Jak informuje portal e-ukraina.pl śledczy kijowskiej policji, działając we współpracy z Służbą Bezpieczeństwa Ukrainy (SBU) pod nadzorem Prokuratury Miejskiej w Kijowie, odkryli grupę osób organizujących nielegalną działalność hazardową w stolicy.
Grupa przestępcza liczyła 10 osób w wieku od 29 do 59 lat, w tym pięciu Rosjan, z których trzech było liderami „biznesu”, oraz pięciu Ukraińców, odpowiedzialnych za lokalizację biur, personel i wsparcie reklamowe. Obywatele Ukrainy zapewnili także infrastrukturę techniczną dla kasyna internetowego, autoryzację klientów i przetwarzanie płatności.
Przez rok przestępcy przesłali około 3 mld hrywien (73,5 mln euro) do Rosji za pomocą przelewów kryptowalutowych.
Podczas 20 przeszukań w mieszkaniach osób zaangażowanych w proceder oraz w biurach twórców oprogramowania zabezpieczono dokumentację projektową i sprzęt komputerowy. Zasoby internetowe wykorzystywane do działania nielegalnego kasyna zostały zabezpieczone.
Osoby podejrzane zostały poinformowane o zarzutach związanych z nielegalną działalnością hazardową i udziałem w organizacji przestępczej.
Śledztwo w sprawie zakończono, a akt oskarżenia skierowano do sądu. Sprawcom grozi kara do 12 lat pozbawienia wolności oraz konfiskata mienia.

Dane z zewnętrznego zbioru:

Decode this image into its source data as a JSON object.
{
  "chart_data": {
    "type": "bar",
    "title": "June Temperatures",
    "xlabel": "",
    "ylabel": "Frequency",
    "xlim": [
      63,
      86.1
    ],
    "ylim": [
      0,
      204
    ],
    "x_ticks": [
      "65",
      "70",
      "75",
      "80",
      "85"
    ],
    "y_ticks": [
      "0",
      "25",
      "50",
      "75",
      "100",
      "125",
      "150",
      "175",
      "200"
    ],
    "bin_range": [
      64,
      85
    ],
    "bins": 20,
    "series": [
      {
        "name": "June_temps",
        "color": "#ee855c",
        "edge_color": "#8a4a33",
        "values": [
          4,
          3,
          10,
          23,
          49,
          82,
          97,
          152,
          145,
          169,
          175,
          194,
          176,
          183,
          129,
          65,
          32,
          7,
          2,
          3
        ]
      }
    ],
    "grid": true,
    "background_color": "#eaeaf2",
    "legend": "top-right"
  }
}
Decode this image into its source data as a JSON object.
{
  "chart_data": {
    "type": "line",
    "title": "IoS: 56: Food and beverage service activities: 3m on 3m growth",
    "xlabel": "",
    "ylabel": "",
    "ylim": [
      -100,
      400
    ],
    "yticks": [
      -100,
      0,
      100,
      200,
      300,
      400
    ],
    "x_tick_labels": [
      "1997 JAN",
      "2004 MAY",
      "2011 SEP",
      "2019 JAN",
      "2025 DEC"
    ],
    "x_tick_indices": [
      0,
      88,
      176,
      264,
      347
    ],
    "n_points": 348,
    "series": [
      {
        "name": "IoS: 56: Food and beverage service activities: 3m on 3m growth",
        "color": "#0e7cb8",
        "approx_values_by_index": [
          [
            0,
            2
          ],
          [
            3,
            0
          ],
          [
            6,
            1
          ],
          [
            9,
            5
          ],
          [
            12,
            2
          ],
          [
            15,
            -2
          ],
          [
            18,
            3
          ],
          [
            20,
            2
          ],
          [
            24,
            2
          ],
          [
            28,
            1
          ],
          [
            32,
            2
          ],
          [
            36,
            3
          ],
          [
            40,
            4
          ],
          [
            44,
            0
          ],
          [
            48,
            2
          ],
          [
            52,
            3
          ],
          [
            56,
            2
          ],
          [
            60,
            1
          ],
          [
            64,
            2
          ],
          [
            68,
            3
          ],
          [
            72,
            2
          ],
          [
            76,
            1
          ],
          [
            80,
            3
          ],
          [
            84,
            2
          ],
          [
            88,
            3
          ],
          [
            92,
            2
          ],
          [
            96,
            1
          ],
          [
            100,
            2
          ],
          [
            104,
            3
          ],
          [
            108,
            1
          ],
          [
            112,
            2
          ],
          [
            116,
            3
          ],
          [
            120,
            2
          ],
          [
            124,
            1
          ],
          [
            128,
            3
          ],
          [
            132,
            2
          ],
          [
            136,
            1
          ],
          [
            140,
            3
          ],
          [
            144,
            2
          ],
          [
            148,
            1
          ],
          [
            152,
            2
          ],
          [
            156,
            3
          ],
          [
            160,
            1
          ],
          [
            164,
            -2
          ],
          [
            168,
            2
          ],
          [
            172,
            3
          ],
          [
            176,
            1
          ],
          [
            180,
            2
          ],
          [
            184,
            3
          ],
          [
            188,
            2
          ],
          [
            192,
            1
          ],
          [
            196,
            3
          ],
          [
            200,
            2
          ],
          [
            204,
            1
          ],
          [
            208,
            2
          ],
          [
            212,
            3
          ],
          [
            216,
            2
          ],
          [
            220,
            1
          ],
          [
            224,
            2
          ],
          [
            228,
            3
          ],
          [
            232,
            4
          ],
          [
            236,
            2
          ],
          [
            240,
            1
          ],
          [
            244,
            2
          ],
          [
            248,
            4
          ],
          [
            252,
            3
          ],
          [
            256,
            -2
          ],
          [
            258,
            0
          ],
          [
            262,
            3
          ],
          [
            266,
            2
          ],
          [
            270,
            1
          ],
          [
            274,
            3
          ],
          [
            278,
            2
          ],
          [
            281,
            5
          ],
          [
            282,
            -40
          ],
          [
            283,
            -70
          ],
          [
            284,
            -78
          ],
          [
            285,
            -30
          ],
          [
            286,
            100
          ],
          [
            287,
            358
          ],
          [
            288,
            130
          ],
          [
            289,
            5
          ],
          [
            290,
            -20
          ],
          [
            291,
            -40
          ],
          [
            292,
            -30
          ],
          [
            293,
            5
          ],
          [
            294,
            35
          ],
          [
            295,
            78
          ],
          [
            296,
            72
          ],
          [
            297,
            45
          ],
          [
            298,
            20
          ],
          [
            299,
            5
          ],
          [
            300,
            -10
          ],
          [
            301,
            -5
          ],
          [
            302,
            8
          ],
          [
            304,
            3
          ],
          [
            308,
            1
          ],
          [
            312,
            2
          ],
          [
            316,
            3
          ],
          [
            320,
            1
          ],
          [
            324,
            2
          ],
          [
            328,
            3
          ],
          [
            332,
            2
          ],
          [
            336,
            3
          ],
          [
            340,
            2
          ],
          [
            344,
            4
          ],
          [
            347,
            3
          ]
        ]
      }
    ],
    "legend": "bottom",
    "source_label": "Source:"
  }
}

"Trochę szukanie dziury w całym biorąc pod uwagę natłok hazardowych reklam dosłownie wszędzie..."
"To chyba konkurencja forebtu opłaca te teksty redakcji e-play... Co to za bzdurna informacja, w czasach, gdy dzieciaki oglądają reklamy sts skierowane tematycznie do dzieci i mlodziezy, dziadki kupują wnuczkom zdrapki "nie hazardowego" lotalizatora, a superbet niemal wyskakuje z lodówki i nie patrzy na wiek konsumenta. Wstyd e-play"
"Jakieś kompy znaleźli i jaka akcja? Oni już naprawdę nie mają kogo łapać i statystyki robią. Takie służby zaangażowane w proceder paru komputerów i opłakanych lokali. Marnują pieniądze podatników"
"Mnie to wkurza te obstawianie państwowego totalizatora: stoję w Żabce a przede mną emeryt podaje jakieś cyfry, kupuje losy, czas zabiera… w saloniku prasowym chce kupić gazetę a to był jakiś tam dzień kumulacji i ludzie poje@@ni stoją w kolejce i obstawiają liczby. To jest hazard. Hazard też jest w radio RMF „wyślij sms a już teraz każdy sms mnożymy x70” więc jak każdemu mnożą to co to za bonus? Może trzeba zacząć od ograniczenia tych konkursów SMS i zdrapek/obstawiania liczb na stacji w sklepie i kiosku?"
"Reklamy Totalizatora powinny być zabronione. To namawianie ludzi do hazardu. Emeryci wydają całe emerytury na zdrapki. W czasie losowania gadają że jeden trafił milion a że reszta przegrała 10 mln tego już nie powiedzą. Zakazać tych praktyk."